„Eine gute Lüge ist Gold wert“ – Antrittsbesuch des neuen Erfurter Stadtschreibers

15.12.2009 18:38

Catalin Dorian Florescu ist Erfurts fünfter Stadtschreiber. Heute war er zu einem ersten Besuch in der Thüringer Landeshauptstadt, in der er von Anfang April bis Ende Juni 2010 leben und arbeiten wird.

Links die Bürgermeisterin, rechts der Stadtschreiber, beide zur Pressekonferenz der Landeshauptstadt im Rathaus.
Foto: Catalin Dorian Florescu und Tamara Thierbach Foto: © Stadtverwaltung Erfurt

"Er schreibt seine Texte in Cafés, er isst gerne, er ist ein Gourmet – er passt einfach zu uns", mit diesen Worten stellte Tamara Thierbach, die Bürgermeisterin und Beigeordnete für Soziales, Jugend und Kultur, Catalin Dorian Florescu, den fünften Erfurter Stadtschreiber, in der städtischen Pressekonferenz vor.

Florescu wurde 1967 in Rumänien geboren und flüchtete mit seiner Familie 1982 in die Schweiz, in der er noch heute lebt. Er studierte Psychologie und Psycho­patologie an der Universität Zürich, arbeitete als Psychotherapeut mit Drogen­abhängigen und ist seit 2001 freier Schriftsteller. "Ich sehe mich als europäischer Schriftsteller, der deutsche Literatur schreibt, in Rumänien geboren wurde und in der Schweiz lebt", fasst der 42-Jährige zusammen, der Europäer allein schon aufgrund seiner Geschichte sei und dessen Romane "osteuropäisch" geladen seien.

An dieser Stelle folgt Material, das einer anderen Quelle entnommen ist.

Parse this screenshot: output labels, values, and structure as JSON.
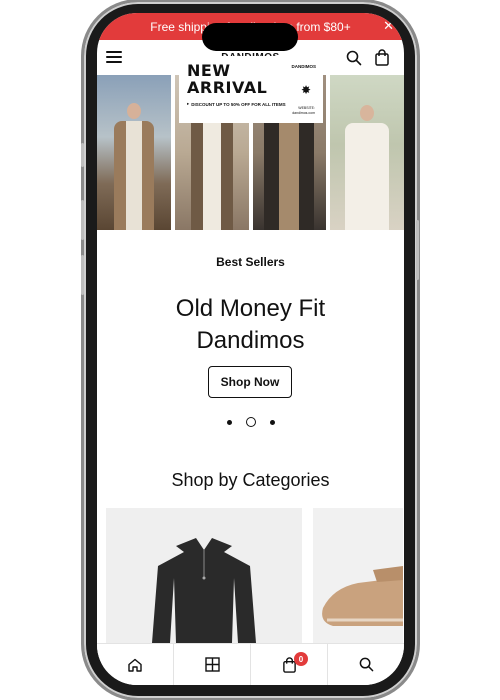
{
  "promo": {
    "text": "Free shipping for all orders from $80+",
    "close": "✕",
    "color": "#e23b3b"
  },
  "header": {
    "brand": "DANDIMOS",
    "icons": [
      "menu-icon",
      "search-icon",
      "bag-icon"
    ]
  },
  "hero": {
    "headline": "NEW\nARRIVAL",
    "discount": "DISCOUNT UP TO 50% OFF FOR ALL ITEMS",
    "mini_brand": "DANDIMOS",
    "star": "✸",
    "website_label": "WEBSITE:",
    "website_value": "dandimos.com"
  },
  "featured": {
    "eyebrow": "Best Sellers",
    "title_line1": "Old Money Fit",
    "title_line2": "Dandimos",
    "cta": "Shop Now",
    "slides": 3,
    "active_slide": 2
  },
  "categories": {
    "title": "Shop by Categories"
  },
  "bottom_nav": {
    "items": [
      "home-icon",
      "grid-icon",
      "bag-icon",
      "search-icon"
    ],
    "cart_count": "0"
  }
}
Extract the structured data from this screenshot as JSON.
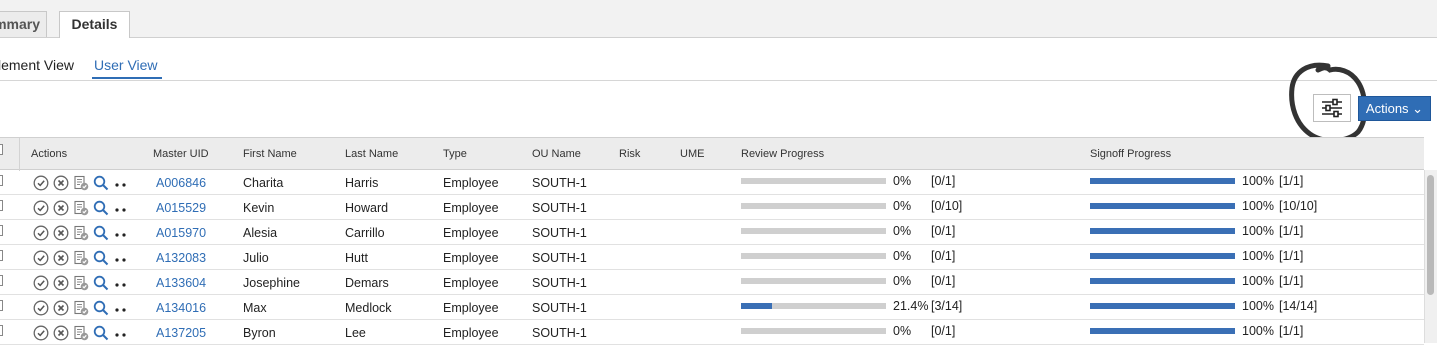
{
  "tabs": [
    {
      "label": "mmary"
    },
    {
      "label": "Details"
    }
  ],
  "subtabs": [
    {
      "label": "lement View"
    },
    {
      "label": "User View"
    }
  ],
  "toolbar": {
    "actions_label": "Actions ⌄"
  },
  "table": {
    "headers": [
      "Actions",
      "Master UID",
      "First Name",
      "Last Name",
      "Type",
      "OU Name",
      "Risk",
      "UME",
      "Review Progress",
      "Signoff Progress"
    ],
    "rows": [
      {
        "uid": "A006846",
        "first": "Charita",
        "last": "Harris",
        "type": "Employee",
        "ou": "SOUTH-1",
        "review_pct": "0%",
        "review_cnt": "[0/1]",
        "review_value": 0,
        "signoff_pct": "100%",
        "signoff_cnt": "[1/1]",
        "signoff_value": 100
      },
      {
        "uid": "A015529",
        "first": "Kevin",
        "last": "Howard",
        "type": "Employee",
        "ou": "SOUTH-1",
        "review_pct": "0%",
        "review_cnt": "[0/10]",
        "review_value": 0,
        "signoff_pct": "100%",
        "signoff_cnt": "[10/10]",
        "signoff_value": 100
      },
      {
        "uid": "A015970",
        "first": "Alesia",
        "last": "Carrillo",
        "type": "Employee",
        "ou": "SOUTH-1",
        "review_pct": "0%",
        "review_cnt": "[0/1]",
        "review_value": 0,
        "signoff_pct": "100%",
        "signoff_cnt": "[1/1]",
        "signoff_value": 100
      },
      {
        "uid": "A132083",
        "first": "Julio",
        "last": "Hutt",
        "type": "Employee",
        "ou": "SOUTH-1",
        "review_pct": "0%",
        "review_cnt": "[0/1]",
        "review_value": 0,
        "signoff_pct": "100%",
        "signoff_cnt": "[1/1]",
        "signoff_value": 100
      },
      {
        "uid": "A133604",
        "first": "Josephine",
        "last": "Demars",
        "type": "Employee",
        "ou": "SOUTH-1",
        "review_pct": "0%",
        "review_cnt": "[0/1]",
        "review_value": 0,
        "signoff_pct": "100%",
        "signoff_cnt": "[1/1]",
        "signoff_value": 100
      },
      {
        "uid": "A134016",
        "first": "Max",
        "last": "Medlock",
        "type": "Employee",
        "ou": "SOUTH-1",
        "review_pct": "21.4%",
        "review_cnt": "[3/14]",
        "review_value": 21.4,
        "signoff_pct": "100%",
        "signoff_cnt": "[14/14]",
        "signoff_value": 100
      },
      {
        "uid": "A137205",
        "first": "Byron",
        "last": "Lee",
        "type": "Employee",
        "ou": "SOUTH-1",
        "review_pct": "0%",
        "review_cnt": "[0/1]",
        "review_value": 0,
        "signoff_pct": "100%",
        "signoff_cnt": "[1/1]",
        "signoff_value": 100
      }
    ]
  },
  "row_icons": [
    "approve-icon",
    "reject-icon",
    "certify-document-icon",
    "search-icon",
    "more-icon"
  ],
  "colors": {
    "accent": "#2f6db5",
    "progress_fill": "#3a6fb5",
    "progress_track": "#cfcfcf",
    "annotation": "#333333"
  }
}
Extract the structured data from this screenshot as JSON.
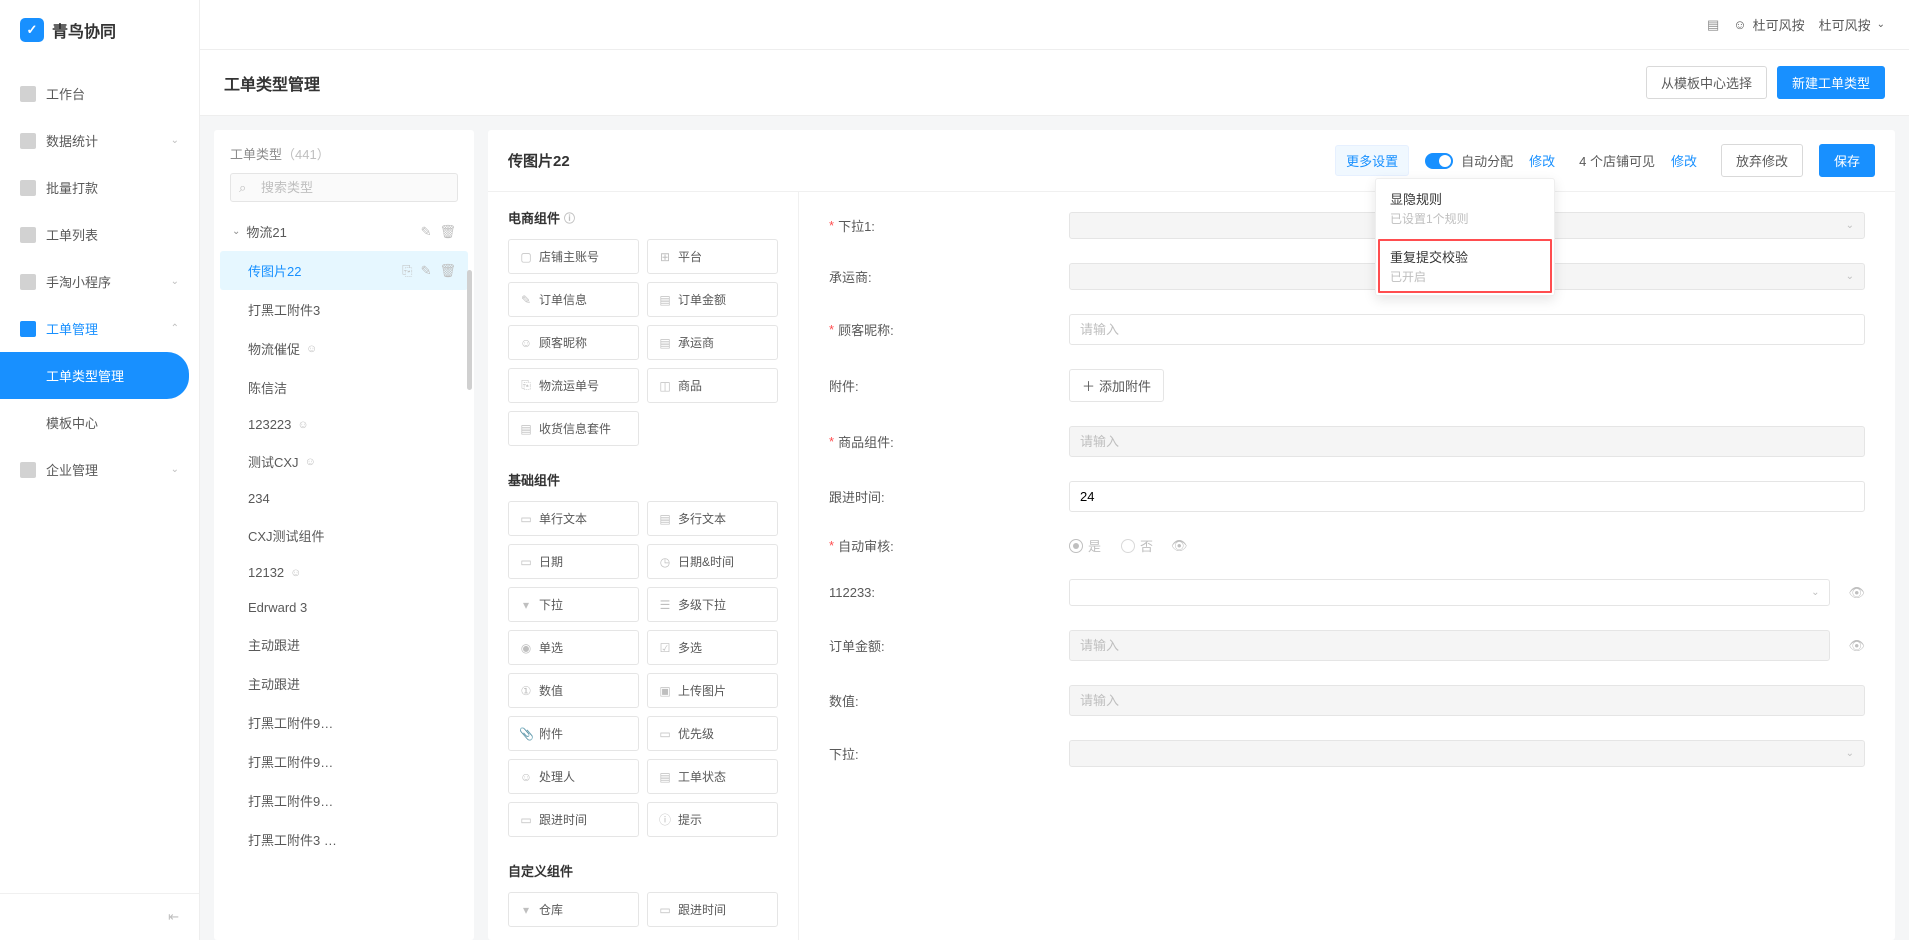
{
  "app_name": "青鸟协同",
  "topbar": {
    "user_name": "杜可风按",
    "org_name": "杜可风按"
  },
  "sidebar": {
    "items": [
      {
        "label": "工作台",
        "icon": "workbench"
      },
      {
        "label": "数据统计",
        "icon": "stats",
        "expandable": true
      },
      {
        "label": "批量打款",
        "icon": "payout"
      },
      {
        "label": "工单列表",
        "icon": "list"
      },
      {
        "label": "手淘小程序",
        "icon": "miniapp",
        "expandable": true
      },
      {
        "label": "工单管理",
        "icon": "manage",
        "expandable": true,
        "expanded": true,
        "active": true
      },
      {
        "label": "企业管理",
        "icon": "enterprise",
        "expandable": true
      }
    ],
    "sub_items": {
      "5": [
        {
          "label": "工单类型管理",
          "active": true
        },
        {
          "label": "模板中心"
        }
      ]
    }
  },
  "page": {
    "title": "工单类型管理",
    "actions": {
      "from_template": "从模板中心选择",
      "new_type": "新建工单类型"
    }
  },
  "type_panel": {
    "header": "工单类型",
    "count": "（441）",
    "search_placeholder": "搜索类型",
    "group": "物流21",
    "items": [
      {
        "label": "传图片22",
        "active": true,
        "actions": true
      },
      {
        "label": "打黑工附件3"
      },
      {
        "label": "物流催促",
        "person": true
      },
      {
        "label": "陈信洁"
      },
      {
        "label": "123223",
        "person": true
      },
      {
        "label": "测试CXJ",
        "person": true
      },
      {
        "label": "234"
      },
      {
        "label": "CXJ测试组件"
      },
      {
        "label": "12132",
        "person": true
      },
      {
        "label": "Edrward 3"
      },
      {
        "label": "主动跟进"
      },
      {
        "label": "主动跟进"
      },
      {
        "label": "打黑工附件9…"
      },
      {
        "label": "打黑工附件9…"
      },
      {
        "label": "打黑工附件9…"
      },
      {
        "label": "打黑工附件3 …"
      }
    ]
  },
  "editor": {
    "title": "传图片22",
    "toolbar": {
      "more_settings": "更多设置",
      "auto_assign": "自动分配",
      "modify": "修改",
      "shops_visible": "4 个店铺可见",
      "discard": "放弃修改",
      "save": "保存"
    },
    "dropdown": [
      {
        "title": "显隐规则",
        "sub": "已设置1个规则"
      },
      {
        "title": "重复提交校验",
        "sub": "已开启",
        "highlighted": true
      }
    ]
  },
  "palette": {
    "sections": [
      {
        "title": "电商组件",
        "info": true,
        "items": [
          {
            "label": "店铺主账号",
            "icon": "▢"
          },
          {
            "label": "平台",
            "icon": "⊞"
          },
          {
            "label": "订单信息",
            "icon": "✎"
          },
          {
            "label": "订单金额",
            "icon": "▤"
          },
          {
            "label": "顾客昵称",
            "icon": "☺"
          },
          {
            "label": "承运商",
            "icon": "▤"
          },
          {
            "label": "物流运单号",
            "icon": "⎘"
          },
          {
            "label": "商品",
            "icon": "◫"
          },
          {
            "label": "收货信息套件",
            "icon": "▤",
            "wide": true
          }
        ]
      },
      {
        "title": "基础组件",
        "items": [
          {
            "label": "单行文本",
            "icon": "▭"
          },
          {
            "label": "多行文本",
            "icon": "▤"
          },
          {
            "label": "日期",
            "icon": "▭"
          },
          {
            "label": "日期&时间",
            "icon": "◷"
          },
          {
            "label": "下拉",
            "icon": "▾"
          },
          {
            "label": "多级下拉",
            "icon": "☰"
          },
          {
            "label": "单选",
            "icon": "◉"
          },
          {
            "label": "多选",
            "icon": "☑"
          },
          {
            "label": "数值",
            "icon": "①"
          },
          {
            "label": "上传图片",
            "icon": "▣"
          },
          {
            "label": "附件",
            "icon": "📎"
          },
          {
            "label": "优先级",
            "icon": "▭"
          },
          {
            "label": "处理人",
            "icon": "☺"
          },
          {
            "label": "工单状态",
            "icon": "▤"
          },
          {
            "label": "跟进时间",
            "icon": "▭"
          },
          {
            "label": "提示",
            "icon": "ⓘ"
          }
        ]
      },
      {
        "title": "自定义组件",
        "items": [
          {
            "label": "仓库",
            "icon": "▾"
          },
          {
            "label": "跟进时间",
            "icon": "▭"
          }
        ]
      }
    ]
  },
  "form": {
    "rows": [
      {
        "label": "下拉1:",
        "required": true,
        "type": "select"
      },
      {
        "label": "承运商:",
        "type": "select"
      },
      {
        "label": "顾客昵称:",
        "required": true,
        "type": "input",
        "placeholder": "请输入"
      },
      {
        "label": "附件:",
        "type": "attach",
        "btn_label": "添加附件"
      },
      {
        "label": "商品组件:",
        "required": true,
        "type": "input",
        "placeholder": "请输入",
        "disabled": true
      },
      {
        "label": "跟进时间:",
        "type": "input",
        "value": "24"
      },
      {
        "label": "自动审核:",
        "required": true,
        "type": "radio",
        "options": [
          "是",
          "否"
        ],
        "eye": true
      },
      {
        "label": "112233:",
        "type": "select",
        "white": true,
        "eye": true
      },
      {
        "label": "订单金额:",
        "type": "input",
        "placeholder": "请输入",
        "disabled": true,
        "eye": true
      },
      {
        "label": "数值:",
        "type": "input",
        "placeholder": "请输入",
        "disabled": true
      },
      {
        "label": "下拉:",
        "type": "select"
      }
    ]
  }
}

Florescu denkt aber nicht nur in europäischen Dimensionen, er ist auch viel in Deutschland unterwegs, zuletzt als Stadtschreiber in Dresden. "Liebe entsteht ja", erinnert er sich an seine Zeit in Dresden zurück und erklärt: "Manchmal kommt sie ganz langsam, manchmal ganz plötzlich. Aber sie entwickelt sich. Man muss sie sich erarbeiten." Das möchte er auch in Erfurt und sagt, dass er sehr fleißig darin sein werde, herauszufinden wer wir sind. Er möchte Lesungen veranstalten, mit Menschen ins Gespräch kommen und die Erfurter Cafés kennenlernen.

In den Erfurter Cafés möchte er auch schreiben, an seinem Roman "Jakob beschließt zu lieben", mit dessen ersten Kapitel er sich in Erfurt als Stadtschreiber bewarb, arbeiten. "Ich brauche den lärmenden Hintergrund um mich zu fokussieren und mich abzugrenzen." So erzählte Florescu heute, dass er mit jedem Buch weiter von seiner Autobiografie wegkäme und dies sein erster Roman sei, bei dem er nicht auf Biografisches zurückgreifen könne. Da Bücher aus dem Leben inspiriert seien, würde er sich immer sehr über Geschichten freuen, auch über Lügen: "Eine gute Lüge ist Gold wert für einen Schriftsteller."

Anfang April wird Florescu nach Erfurt kommen, allerdings nicht am ersten April, schließlich sei seine Tätigkeit als Stadtschreiber kein Aprilscherz. Am 27. November 2009 wählte eine 13-köpfige Jury, die sich aus Mitgliedern der Stadtratsfraktionen und Sachverständigen zusammensetzt, Catalin Dorian Florescu zum 5. Stadt­schreiber der Landeshauptstadt Erfurt. Der Erfurter Stadtschreiber-Literaturpreis wird im zweijährigen Rhythmus vergeben. Er setzt sich aus freier Logis in einer kleinen Wohnung inmitten der Altstadt, einem monatlichen Stipendium von 1.250,00 Euro und 250,00 Euro für ein Arbeitstagebuch des Autors zusammen.